Faq's
What makes your program different than the others?We sell programs that aren’t typically offered online. In your quest for information online—have you seen a lot of programs that look a lot alike? That’s because there are only a couple of companies that do a lot of direct selling and many secondary sites merely are add-on referral sites to the primary site. These companies sell direct because they don’t have as much retail (dealership) business on the books, making it difficult for the consumer to buy the same types of programs without purchasing through a dealership.
Our programs are the most restrictive in terms of eligibility. We do not offer extended service contracts on vehicles that are more than a few years old. This ensures that the unit is in sound operating condition at the time of contract sale. We know this does not allow us to write contracts for most people. The advantage is that if your unit is new or nearly new, we can provide you with great coverage from a stable company at the most competitive rates.
What is all this talk I keep hearing about insured, re-insured, RRG, etc?
Many companies offering extended service contracts online are selling contracts backed by Risk Retention Groups (RRG). Many websites try to conceal the fact that they are RRG’s or put a “spin” on it to make it look like something other than an RRG. I have no issue with a company providing a service contract that is backed by a RRG. The issue I have is when they try to conceal the fact that they are backed by an RRG. These companies that are backed by RRG’s are not bad companies. These companies just aren’t able to claim the same level of protection as a fully insured carrier. RRG’s are not subject to the same scrutiny as an actual insurance company. They usually don’t need regulatory approval for rates or forms, have no minimum premium requirement, have little or no investment restrictions, and can be setup with very little cost.
Why do warranty companies use RRG’s?
RRG’s are setup to avoid the cost of a fully insured program. The biggest advantage is that they can grow very rapidly since they are not restricted to the amount of premium they can write. A typical well-managed insurance company will not write more than two times their capital and surplus base, which is what A.M. Best uses to measure insurer solvency. This creates an environment that a RRG’s rapid premium growth can outstrip their ability to adequately fund their policies in the event of a shortfall in loss reserves. As long as their volume continues to increase, they are always ahead of the curve. But as soon as volume drops, things can go upside down very quickly. They also have the advantage of being very quick to market with new programs and pricing since they usually only need to file in their state of domicile. They are usually domiciled in South Carolina or Hawaii since these states have very “progressive” captive insurance laws. You can recognize most of them by looking for the terms “insured and re-insured” making it seem as if your are insured twice. That is not the case! Allow me to explain:
The primary insurance carrier is usually a company that you have never heard of because they are usually owned by the service contract company. They are responsible for paying the claims initially, known as contractual liability insurance. The secondary insurance is referred to as an Excess-loss or Stop-loss policy which kicks in when an agreed upon amount has been paid out by the primary carrier agreed upon by both parties. This amount can be set in the millions of dollars. The secondary insurance company is usually the only name with an A.M. Best rating, so they advertise this company and its’ rating (also since A.M. Best doesn’t rate RRG’s).

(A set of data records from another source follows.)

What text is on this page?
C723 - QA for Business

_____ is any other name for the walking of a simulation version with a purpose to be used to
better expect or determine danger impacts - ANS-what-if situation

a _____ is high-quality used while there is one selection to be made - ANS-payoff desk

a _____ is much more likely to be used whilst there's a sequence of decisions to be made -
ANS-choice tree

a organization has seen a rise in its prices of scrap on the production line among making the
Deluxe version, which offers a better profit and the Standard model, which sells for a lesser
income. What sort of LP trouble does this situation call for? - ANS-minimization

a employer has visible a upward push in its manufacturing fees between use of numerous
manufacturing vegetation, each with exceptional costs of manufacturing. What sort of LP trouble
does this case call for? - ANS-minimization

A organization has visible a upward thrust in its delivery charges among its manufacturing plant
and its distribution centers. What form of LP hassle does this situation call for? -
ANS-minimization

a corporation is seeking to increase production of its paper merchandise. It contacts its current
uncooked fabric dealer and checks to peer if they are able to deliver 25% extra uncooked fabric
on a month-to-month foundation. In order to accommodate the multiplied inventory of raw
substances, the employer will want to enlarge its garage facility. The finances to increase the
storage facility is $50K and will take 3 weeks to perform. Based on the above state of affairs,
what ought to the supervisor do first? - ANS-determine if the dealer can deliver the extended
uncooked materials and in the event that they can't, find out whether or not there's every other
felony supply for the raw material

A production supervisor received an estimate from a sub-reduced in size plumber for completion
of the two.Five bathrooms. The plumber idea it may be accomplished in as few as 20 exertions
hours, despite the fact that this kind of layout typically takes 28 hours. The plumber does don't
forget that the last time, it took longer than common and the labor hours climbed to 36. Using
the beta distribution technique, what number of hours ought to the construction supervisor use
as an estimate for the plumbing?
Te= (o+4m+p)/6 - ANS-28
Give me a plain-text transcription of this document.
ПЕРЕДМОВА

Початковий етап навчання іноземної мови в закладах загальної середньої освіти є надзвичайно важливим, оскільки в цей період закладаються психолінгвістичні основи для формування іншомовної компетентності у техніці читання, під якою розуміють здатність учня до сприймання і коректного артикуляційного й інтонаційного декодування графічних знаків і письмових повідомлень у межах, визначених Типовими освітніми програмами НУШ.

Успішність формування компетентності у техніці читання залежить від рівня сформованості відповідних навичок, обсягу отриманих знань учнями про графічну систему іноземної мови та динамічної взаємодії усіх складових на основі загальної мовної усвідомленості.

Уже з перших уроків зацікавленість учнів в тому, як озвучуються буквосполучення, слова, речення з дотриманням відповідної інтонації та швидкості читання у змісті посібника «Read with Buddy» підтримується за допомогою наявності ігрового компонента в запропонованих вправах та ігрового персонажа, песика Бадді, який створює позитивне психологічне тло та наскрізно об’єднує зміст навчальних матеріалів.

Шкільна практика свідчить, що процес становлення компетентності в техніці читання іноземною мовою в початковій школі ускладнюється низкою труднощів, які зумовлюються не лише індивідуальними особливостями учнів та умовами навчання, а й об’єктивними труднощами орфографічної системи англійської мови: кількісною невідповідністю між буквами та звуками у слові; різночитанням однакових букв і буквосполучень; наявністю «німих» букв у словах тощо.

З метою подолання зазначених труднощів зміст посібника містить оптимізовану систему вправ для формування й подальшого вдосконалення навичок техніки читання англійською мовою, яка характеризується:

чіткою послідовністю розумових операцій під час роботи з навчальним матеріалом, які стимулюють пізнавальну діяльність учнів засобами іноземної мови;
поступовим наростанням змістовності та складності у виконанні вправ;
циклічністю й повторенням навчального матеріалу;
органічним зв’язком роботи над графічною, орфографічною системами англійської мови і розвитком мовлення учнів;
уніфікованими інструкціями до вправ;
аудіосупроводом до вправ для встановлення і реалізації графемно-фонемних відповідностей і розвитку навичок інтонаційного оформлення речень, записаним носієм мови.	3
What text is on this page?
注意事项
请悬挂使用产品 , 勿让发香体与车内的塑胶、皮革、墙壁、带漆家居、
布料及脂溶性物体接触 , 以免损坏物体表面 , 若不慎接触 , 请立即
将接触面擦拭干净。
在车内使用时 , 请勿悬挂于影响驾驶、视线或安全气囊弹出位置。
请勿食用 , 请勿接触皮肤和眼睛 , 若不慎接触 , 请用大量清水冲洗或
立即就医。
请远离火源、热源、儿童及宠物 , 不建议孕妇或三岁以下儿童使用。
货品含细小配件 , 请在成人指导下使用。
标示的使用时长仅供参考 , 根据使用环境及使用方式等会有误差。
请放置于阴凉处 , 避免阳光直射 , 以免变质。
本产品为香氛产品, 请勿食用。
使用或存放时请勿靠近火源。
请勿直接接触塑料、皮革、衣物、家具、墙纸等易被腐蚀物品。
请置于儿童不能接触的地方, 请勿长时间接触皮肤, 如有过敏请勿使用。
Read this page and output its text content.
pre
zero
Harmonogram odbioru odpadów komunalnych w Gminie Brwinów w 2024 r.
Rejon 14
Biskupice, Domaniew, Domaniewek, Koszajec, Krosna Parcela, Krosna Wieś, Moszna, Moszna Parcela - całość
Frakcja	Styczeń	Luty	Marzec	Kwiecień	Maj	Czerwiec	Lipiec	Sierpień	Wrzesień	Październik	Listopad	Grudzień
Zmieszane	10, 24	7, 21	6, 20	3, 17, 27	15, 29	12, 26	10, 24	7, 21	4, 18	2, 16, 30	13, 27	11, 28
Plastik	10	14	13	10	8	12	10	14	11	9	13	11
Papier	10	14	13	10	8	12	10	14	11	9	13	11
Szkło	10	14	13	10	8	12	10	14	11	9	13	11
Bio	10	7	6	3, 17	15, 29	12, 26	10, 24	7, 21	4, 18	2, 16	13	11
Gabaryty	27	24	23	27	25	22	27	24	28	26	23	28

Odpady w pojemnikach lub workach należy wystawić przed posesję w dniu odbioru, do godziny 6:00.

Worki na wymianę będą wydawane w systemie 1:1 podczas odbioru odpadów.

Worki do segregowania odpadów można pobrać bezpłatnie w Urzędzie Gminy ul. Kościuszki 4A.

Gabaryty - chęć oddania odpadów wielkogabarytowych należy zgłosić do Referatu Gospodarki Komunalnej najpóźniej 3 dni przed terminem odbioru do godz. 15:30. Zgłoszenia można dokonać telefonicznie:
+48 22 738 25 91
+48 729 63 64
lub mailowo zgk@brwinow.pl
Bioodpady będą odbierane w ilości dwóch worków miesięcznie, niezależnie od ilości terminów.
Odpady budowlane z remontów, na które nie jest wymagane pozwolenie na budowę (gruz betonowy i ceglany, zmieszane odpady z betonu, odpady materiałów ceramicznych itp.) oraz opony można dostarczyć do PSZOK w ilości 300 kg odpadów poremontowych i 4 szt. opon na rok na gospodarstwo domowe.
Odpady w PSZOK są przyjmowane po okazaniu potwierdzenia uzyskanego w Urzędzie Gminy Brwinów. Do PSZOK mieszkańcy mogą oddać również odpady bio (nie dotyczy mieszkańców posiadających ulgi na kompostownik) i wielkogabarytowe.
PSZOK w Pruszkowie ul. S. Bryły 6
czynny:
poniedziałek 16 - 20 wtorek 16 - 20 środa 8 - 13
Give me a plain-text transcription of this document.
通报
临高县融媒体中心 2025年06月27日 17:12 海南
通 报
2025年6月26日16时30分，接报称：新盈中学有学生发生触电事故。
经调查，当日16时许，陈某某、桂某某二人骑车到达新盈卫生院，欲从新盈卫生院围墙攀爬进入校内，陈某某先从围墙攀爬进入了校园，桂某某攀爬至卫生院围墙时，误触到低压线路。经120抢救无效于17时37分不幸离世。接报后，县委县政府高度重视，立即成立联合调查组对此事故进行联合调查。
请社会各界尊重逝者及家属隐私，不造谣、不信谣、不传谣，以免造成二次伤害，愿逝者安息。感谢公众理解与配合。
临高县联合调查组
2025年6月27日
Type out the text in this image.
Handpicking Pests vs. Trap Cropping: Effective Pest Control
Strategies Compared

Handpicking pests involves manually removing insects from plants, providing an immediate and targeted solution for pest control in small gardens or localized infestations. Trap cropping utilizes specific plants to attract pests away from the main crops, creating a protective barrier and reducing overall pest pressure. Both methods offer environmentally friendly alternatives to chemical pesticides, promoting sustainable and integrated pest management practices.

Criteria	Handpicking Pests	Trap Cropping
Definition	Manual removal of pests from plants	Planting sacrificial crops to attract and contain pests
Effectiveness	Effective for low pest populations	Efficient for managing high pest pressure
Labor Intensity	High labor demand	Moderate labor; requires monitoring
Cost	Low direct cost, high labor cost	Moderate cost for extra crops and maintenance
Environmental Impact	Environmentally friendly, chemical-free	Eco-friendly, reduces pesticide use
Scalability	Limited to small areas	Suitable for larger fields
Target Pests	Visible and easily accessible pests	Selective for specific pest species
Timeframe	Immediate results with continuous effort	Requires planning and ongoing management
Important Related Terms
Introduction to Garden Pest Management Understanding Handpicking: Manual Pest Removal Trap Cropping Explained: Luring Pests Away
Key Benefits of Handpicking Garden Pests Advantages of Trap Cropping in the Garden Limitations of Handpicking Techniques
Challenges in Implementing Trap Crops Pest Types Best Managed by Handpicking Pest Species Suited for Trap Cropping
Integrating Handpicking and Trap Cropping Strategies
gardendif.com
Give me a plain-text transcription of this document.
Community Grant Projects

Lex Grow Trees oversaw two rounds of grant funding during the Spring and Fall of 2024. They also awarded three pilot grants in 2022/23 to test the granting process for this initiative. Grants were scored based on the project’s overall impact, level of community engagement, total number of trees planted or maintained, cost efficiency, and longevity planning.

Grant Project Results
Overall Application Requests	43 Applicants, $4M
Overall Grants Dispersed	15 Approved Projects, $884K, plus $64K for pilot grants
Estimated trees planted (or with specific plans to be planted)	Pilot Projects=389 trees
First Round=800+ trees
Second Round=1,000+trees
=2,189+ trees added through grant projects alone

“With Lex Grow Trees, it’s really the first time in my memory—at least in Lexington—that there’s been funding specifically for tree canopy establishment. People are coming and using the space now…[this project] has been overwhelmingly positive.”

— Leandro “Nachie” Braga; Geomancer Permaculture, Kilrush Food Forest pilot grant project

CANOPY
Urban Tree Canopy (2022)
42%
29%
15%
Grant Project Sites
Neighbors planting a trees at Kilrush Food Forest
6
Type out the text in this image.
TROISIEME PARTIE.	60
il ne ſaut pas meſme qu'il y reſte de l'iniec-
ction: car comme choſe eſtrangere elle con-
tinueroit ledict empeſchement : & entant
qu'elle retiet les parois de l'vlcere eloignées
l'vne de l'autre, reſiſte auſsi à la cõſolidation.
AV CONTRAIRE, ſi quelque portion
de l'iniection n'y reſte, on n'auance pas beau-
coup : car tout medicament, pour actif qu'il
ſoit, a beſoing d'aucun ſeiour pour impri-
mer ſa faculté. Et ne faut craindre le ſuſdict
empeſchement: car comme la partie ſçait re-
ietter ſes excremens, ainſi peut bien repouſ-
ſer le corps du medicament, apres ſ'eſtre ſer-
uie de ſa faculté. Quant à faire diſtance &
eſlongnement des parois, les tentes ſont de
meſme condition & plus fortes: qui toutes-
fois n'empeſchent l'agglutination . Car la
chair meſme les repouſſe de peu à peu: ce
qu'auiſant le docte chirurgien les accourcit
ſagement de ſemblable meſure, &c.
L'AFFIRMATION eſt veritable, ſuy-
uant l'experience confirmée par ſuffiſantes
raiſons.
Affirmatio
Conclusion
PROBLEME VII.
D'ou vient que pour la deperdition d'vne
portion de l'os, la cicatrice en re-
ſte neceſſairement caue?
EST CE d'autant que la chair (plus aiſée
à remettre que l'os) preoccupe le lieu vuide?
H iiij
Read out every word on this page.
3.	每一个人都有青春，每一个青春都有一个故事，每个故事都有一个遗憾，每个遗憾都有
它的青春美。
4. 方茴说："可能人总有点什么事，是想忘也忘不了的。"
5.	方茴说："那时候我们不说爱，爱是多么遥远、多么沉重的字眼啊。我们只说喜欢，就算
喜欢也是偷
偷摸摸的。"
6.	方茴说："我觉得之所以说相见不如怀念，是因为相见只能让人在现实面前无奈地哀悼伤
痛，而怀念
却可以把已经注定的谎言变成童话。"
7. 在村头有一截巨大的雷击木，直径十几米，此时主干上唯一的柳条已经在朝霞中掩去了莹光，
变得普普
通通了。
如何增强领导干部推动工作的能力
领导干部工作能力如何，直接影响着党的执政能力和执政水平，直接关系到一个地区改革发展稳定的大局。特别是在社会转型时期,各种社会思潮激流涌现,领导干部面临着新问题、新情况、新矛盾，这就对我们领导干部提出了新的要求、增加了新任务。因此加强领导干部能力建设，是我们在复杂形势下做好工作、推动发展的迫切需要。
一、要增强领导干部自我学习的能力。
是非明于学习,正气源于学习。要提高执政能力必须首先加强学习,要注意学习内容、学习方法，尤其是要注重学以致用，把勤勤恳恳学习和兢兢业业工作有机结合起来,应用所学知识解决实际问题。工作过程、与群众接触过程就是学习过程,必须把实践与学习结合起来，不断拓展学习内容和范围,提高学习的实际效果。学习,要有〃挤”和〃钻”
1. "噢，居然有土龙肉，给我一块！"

When an RRG becomes insolvent there is no guarantee fund or other safety net for dealers or contract holders. What really aggravated me was when many of the online companies that were selling service contracts that went out of business were selling different contract within DAYS of bankruptcy or dissolution. These online service contract sales companies would tell their customers “We are sorry that the service contract you purchased from us is no longer valid, but it’s not our fault that they went out of business; Can we sell you another one from a different company?” The nerve of these companies was simply astonishing. It is not hard to find information about companies that have gone out of business. Simply do a Google search on “warranty bankruptcy.
WE HAVE NEVER SOLD AN EXTENDED SERVICE CONTRACT THAT HAS GONE OUT OF BUSINESS.
There are 16 RRG’s that have formed to provide contractual liability insurance for vehicle service contracts under the 1986 Liability Risk Retention Act. Of these 16 RRGs, two have been declared insolvent and placed in liquidation (National Warranty Insurance RRG andPrimeguard Insurance Company, Inc. RRG). 10 of these remaining 14 companies were licensed from the year 2000-2005. That is not a very long track record in which to deem stability since a lot of contracts are for 7 year terms. This means that most of these companies have not even seen one full claims cycle.
Ultimately, the consumer will decide which type of contract they are comfortable purchasing. We feel customers need to be given accurate information regarding the difference to make an informed decision.
Ok, so I am now informed about RRG’s, what types of coverage do you offer?
We have warranty relationships with most service contract providers. We can provide you with information and quotes for ALL types of contracts, including ones from RRG’s. We will accurately disclose the type of insurance policy that backs each policy.
Why do you offer both?
We feel having quotes from both RRG’s and fully insured carriers is the best way to compare programs. Our customers choose our fully insured programs over 95% of the time after they see the small price difference between programs. Sometimes the price difference is small, within 50 or 100 dollars. We give you, the customer, accurate information so YOU can decide which program is right for you.